Biz devam edecekken abim girdi araya ve o söylemeye başladı. Abim söylerken herkes sevdiğine bakıyordu. Bizim söylediğimiz yerdeki gibi.

“Aglama dayanamam gözlerinin yasina
Biter bu dertler gecer sen kala bana yeter
Oy sevdugum gel yeter bu yagmurlar da geçer…”

Abim diğer kısma geçiyordu ki araya bir ses daha girdi. Herkes şaşkın gözlerle Emir’e bakmaya başladı. Emir söylüyordu.

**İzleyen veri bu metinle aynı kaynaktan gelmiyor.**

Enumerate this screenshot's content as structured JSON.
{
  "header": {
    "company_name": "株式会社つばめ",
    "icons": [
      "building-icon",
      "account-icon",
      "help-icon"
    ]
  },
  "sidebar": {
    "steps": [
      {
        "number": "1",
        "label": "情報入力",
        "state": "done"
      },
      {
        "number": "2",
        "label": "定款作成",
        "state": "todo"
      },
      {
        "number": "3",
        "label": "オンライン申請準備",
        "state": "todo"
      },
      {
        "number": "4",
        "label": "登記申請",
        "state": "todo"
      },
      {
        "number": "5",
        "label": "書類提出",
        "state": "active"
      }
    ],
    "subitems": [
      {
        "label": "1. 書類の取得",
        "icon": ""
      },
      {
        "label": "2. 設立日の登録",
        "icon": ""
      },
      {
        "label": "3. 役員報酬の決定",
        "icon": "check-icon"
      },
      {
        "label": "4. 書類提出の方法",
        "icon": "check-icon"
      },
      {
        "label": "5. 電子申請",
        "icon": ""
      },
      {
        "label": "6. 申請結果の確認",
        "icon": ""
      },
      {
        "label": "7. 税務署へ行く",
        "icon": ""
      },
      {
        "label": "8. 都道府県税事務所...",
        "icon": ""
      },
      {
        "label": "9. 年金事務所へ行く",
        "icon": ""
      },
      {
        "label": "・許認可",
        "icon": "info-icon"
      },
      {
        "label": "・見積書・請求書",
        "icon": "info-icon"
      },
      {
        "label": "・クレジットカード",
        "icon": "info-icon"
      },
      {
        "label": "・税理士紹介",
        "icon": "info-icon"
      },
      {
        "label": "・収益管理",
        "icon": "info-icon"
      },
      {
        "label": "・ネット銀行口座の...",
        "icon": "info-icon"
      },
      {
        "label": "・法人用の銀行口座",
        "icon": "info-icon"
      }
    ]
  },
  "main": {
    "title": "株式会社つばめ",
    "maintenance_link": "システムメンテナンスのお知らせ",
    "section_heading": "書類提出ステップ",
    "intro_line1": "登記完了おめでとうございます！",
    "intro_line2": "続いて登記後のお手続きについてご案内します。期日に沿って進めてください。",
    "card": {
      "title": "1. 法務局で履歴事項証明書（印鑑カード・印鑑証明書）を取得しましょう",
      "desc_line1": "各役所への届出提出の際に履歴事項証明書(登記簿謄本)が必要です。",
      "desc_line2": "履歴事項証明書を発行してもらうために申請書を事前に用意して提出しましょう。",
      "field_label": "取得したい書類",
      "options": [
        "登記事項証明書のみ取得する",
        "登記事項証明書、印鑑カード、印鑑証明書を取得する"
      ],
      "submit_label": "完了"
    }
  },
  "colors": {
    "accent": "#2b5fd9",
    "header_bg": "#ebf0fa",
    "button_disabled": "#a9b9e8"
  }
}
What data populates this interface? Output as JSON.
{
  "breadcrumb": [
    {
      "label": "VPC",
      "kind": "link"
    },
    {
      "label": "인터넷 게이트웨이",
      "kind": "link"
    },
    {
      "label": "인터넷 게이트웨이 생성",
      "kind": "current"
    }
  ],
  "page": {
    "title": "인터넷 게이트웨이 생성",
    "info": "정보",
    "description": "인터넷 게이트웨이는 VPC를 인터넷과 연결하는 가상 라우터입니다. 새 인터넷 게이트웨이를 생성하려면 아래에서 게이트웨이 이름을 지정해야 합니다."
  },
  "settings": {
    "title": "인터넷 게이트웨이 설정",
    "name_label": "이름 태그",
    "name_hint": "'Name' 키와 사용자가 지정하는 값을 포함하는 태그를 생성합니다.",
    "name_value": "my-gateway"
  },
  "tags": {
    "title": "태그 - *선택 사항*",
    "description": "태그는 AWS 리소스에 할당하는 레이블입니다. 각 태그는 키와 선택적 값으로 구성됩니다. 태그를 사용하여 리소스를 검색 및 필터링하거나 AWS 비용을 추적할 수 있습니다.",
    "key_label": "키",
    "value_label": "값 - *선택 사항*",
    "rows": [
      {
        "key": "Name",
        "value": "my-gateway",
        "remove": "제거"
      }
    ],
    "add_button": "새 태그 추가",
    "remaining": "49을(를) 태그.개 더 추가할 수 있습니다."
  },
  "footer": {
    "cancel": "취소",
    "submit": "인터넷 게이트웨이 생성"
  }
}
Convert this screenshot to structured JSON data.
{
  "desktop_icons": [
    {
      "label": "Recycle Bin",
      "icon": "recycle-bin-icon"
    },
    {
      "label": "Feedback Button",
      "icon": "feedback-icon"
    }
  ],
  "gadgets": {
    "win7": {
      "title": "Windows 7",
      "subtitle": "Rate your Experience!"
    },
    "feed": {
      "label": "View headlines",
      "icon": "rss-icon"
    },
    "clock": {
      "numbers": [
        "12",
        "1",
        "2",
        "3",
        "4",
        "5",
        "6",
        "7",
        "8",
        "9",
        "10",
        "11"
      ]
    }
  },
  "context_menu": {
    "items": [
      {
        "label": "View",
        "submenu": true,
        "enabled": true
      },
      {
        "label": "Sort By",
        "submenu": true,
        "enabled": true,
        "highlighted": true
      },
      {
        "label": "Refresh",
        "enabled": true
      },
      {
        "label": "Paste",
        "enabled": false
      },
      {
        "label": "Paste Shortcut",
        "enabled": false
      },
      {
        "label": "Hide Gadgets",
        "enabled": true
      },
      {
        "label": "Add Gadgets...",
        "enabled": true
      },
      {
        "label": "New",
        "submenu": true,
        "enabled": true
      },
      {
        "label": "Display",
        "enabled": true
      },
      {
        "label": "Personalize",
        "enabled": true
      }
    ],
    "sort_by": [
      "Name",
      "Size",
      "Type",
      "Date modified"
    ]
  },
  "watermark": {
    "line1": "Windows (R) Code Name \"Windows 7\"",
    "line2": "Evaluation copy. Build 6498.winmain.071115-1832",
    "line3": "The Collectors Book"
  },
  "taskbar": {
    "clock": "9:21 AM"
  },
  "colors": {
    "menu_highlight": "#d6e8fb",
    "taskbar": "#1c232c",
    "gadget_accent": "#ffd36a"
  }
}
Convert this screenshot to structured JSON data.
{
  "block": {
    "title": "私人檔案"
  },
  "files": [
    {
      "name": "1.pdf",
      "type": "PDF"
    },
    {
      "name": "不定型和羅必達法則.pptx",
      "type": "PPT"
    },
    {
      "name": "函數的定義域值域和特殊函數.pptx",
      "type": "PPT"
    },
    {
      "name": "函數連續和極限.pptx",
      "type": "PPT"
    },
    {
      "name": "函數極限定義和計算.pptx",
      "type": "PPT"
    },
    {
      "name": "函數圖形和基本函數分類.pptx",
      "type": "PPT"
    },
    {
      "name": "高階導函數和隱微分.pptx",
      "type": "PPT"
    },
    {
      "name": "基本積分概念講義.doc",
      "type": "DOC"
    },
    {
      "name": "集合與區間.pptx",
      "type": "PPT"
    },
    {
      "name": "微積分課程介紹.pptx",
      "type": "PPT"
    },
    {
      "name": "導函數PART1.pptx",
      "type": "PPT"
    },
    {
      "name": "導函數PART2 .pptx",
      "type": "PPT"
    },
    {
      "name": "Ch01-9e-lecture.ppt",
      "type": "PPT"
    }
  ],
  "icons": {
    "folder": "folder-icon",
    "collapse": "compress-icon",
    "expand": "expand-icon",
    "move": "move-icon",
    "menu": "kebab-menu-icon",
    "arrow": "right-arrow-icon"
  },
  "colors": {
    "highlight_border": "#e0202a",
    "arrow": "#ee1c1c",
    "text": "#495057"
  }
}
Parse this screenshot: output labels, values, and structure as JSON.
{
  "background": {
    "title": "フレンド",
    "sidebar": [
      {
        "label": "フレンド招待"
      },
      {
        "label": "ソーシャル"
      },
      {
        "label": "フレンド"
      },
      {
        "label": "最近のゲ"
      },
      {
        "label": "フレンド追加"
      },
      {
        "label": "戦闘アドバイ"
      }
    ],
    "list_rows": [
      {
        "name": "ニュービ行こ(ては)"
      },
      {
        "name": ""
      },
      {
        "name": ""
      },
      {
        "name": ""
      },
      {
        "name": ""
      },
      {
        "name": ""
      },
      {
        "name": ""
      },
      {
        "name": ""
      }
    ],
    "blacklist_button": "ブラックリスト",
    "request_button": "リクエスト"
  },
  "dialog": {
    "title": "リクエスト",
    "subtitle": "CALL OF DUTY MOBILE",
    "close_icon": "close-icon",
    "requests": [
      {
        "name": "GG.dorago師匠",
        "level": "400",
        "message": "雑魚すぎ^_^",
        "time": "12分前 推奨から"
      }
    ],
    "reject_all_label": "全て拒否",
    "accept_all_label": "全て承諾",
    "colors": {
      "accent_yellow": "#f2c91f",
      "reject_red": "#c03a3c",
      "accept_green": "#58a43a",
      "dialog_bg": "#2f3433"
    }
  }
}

Sesi çok güzeldi.

“Yazdigim yazulari
Sayfalara sigmadi
Bu karanlik gecede
Sensiz sabah olmadi

Gözlerin gözlerime bakmayali cok oldu
Hersey yolunda idi ama bu ayrilik olmadi…”

En son kısma geldiğinde bende ona eşlik etmeye başlamıştım. Son kısmı birbirimize baka baka söylemiştik. O sırada kimse bizi takmıyordu herkes şarkıya odaklanmıştı zaten.

“Sevdugum dayanamam alsin beni bu duman
Ben olmasam da olur sende gittigin zaman
Oy sevdugum gel yeter bu yagmurlar da geçer”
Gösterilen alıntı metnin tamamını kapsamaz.